The Reserve Bank of India-constituted technical advisory committee for government securities is understood to have put a ceiling of Rs 25 crore for deals to be mandatorily done through negotiated dealing system (NDS). Deals over and above Rs 25 crore could be brokered by intermediaries.
 
Retail trades could be done through brokers and there are no mandatory limits for this segment. Retail segment in gilts market constitute provident funds, trusts, mutual funds among others. The test trading sessions on NDS have been completed successfully and banks are positive about the renovated platform.
 
"It is very user friendly," said an executive with a bank, which is one of the participant in the NDS test dealing system.
 
"Though the NDS was supposed to be launched in September, we do not want to rush through till the process is not put in place properly and all technical hitches are cleared," he added.
 
Meanwhile, sources added that any new private participant offering trading platform will be difficult to get through. This is because private parties want permission for trading and settlement connectivity.
 
However, all RBI transactions are exclusively settled through Clearing Corporation of India Ltd (CCIL). Connectivity with CCIL is not allowed to private parties, banking sources said.
 
On the other hand, trading platform without settlement facility is not very useful. Brokers, however, said not many deals over Rs 25 crore take place.
 
Policy observers feel that brokers need not feel antagonistic about the screen-based platform as they never used the National Stock Exchange (NSE)-promoted wholesale debt segment.
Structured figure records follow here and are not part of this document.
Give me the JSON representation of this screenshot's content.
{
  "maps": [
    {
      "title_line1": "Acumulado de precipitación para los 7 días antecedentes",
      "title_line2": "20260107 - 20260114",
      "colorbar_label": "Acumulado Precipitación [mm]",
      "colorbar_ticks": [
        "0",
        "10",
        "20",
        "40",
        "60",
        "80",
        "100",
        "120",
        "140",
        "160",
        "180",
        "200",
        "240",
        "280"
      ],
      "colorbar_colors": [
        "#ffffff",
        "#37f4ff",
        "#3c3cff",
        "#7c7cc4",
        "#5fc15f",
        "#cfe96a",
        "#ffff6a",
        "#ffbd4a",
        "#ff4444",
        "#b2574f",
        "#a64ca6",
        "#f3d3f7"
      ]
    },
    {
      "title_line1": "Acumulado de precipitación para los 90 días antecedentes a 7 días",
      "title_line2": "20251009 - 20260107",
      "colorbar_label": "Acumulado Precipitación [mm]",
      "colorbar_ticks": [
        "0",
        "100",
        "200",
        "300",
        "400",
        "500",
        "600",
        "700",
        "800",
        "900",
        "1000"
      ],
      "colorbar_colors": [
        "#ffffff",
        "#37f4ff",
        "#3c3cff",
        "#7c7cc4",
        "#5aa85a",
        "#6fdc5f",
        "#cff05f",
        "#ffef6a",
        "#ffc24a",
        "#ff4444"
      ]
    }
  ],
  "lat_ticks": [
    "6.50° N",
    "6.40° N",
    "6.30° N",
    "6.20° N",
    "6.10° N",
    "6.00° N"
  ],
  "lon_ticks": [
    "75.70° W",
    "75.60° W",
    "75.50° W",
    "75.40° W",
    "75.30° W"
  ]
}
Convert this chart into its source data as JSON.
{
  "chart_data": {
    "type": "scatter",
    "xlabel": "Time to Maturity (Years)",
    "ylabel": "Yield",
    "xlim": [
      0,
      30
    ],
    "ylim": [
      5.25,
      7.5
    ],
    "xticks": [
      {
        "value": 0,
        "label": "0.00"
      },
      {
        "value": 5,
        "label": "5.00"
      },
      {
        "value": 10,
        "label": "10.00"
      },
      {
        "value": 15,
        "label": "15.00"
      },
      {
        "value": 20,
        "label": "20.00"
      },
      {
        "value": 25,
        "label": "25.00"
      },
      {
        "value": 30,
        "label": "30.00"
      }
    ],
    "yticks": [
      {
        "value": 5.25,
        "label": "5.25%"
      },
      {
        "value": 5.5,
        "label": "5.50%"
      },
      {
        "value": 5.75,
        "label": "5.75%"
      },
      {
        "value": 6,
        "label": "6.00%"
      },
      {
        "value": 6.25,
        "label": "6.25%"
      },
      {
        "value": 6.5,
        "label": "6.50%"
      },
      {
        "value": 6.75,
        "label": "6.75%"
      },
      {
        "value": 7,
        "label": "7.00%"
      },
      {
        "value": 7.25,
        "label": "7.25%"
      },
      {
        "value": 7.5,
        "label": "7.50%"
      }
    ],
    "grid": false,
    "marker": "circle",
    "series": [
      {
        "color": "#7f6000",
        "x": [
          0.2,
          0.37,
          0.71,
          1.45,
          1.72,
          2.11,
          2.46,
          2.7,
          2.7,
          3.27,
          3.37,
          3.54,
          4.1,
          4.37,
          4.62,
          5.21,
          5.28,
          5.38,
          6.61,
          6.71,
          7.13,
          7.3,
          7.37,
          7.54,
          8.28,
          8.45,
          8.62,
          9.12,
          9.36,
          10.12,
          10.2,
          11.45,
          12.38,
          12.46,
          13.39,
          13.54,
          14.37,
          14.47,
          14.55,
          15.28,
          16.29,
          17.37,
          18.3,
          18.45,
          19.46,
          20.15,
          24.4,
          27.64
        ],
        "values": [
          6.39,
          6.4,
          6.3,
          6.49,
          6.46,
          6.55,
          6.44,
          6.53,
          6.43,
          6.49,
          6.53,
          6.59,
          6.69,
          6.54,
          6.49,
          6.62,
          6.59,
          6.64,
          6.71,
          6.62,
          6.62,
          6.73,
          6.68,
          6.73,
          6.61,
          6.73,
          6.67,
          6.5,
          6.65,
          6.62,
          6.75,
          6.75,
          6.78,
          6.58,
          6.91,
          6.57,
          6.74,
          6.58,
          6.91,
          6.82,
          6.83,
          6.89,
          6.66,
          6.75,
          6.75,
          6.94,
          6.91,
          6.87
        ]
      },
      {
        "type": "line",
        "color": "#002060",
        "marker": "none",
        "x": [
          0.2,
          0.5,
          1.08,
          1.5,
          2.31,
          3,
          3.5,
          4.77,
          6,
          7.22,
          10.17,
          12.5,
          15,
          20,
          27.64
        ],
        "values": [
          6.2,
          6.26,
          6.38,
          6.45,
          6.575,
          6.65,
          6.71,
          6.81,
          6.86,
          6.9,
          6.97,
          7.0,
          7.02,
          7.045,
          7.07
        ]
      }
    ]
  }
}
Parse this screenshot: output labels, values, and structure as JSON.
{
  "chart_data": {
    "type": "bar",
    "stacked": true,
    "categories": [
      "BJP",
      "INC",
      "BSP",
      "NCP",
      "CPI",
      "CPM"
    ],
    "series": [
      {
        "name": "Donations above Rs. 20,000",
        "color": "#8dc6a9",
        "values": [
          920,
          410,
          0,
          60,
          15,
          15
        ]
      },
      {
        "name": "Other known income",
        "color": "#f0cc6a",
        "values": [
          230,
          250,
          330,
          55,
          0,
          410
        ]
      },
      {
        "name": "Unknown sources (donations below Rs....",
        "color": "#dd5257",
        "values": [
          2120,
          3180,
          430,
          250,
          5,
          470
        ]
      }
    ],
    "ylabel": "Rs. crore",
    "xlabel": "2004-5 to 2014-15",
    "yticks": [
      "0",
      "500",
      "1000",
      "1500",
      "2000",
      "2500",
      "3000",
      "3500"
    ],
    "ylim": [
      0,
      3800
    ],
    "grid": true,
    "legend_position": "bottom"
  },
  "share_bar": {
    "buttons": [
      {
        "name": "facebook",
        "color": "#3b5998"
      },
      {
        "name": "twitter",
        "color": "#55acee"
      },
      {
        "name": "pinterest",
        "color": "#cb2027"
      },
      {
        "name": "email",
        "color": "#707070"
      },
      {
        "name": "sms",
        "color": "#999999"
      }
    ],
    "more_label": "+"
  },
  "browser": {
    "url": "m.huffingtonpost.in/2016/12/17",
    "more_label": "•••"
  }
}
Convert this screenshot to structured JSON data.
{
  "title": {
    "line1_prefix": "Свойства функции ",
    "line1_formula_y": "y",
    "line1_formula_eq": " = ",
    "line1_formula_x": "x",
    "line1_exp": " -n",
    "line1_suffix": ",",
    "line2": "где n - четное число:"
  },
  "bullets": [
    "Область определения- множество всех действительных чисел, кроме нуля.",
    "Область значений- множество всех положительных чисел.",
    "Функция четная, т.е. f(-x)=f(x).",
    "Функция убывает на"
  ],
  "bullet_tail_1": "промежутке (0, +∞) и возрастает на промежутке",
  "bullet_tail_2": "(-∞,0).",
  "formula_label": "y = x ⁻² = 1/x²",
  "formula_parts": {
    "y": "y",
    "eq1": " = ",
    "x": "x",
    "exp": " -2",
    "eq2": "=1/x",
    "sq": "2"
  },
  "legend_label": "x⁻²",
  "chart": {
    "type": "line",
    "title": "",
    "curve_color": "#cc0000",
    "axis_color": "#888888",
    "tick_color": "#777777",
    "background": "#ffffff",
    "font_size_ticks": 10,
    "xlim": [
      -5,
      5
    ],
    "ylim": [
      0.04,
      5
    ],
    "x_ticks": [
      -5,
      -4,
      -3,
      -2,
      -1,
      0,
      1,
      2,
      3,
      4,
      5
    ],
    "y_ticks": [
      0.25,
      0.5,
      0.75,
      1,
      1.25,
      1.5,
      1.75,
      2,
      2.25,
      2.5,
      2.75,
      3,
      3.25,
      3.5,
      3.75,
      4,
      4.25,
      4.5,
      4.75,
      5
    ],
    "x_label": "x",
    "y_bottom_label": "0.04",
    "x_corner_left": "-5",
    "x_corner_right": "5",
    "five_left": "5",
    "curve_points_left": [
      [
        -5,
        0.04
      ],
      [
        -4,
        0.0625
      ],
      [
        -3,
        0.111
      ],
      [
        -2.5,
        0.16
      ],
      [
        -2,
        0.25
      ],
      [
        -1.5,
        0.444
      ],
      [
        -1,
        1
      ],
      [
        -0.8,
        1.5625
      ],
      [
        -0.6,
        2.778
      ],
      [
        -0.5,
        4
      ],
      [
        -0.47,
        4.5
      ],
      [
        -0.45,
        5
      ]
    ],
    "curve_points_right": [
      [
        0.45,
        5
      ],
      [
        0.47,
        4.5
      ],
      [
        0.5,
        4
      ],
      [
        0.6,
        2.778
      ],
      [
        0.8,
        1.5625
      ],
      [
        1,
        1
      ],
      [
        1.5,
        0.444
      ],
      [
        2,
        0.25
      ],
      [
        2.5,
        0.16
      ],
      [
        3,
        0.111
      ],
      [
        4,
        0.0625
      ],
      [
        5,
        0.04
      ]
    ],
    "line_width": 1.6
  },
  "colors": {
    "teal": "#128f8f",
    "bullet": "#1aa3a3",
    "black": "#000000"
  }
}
This platform is used only for reporting deals.
 
The NDS, managed by the central bank, will at least ensure transparency of deals with proper price discovery and quotes and at the same time it will keep the identities of parties involved in the deal discreet.
 
The present arrangement "" dealing through telephone "" is not anonymous and, hence, banks or brokers can frontrun once they know if there is a bid order placed by public sector banks or big buying orders in a particular government stock.
 
Front running happens when a player takes a position in a particular government stock before it is actually bought and then sells it once the prices of the stock go up after the order is placed.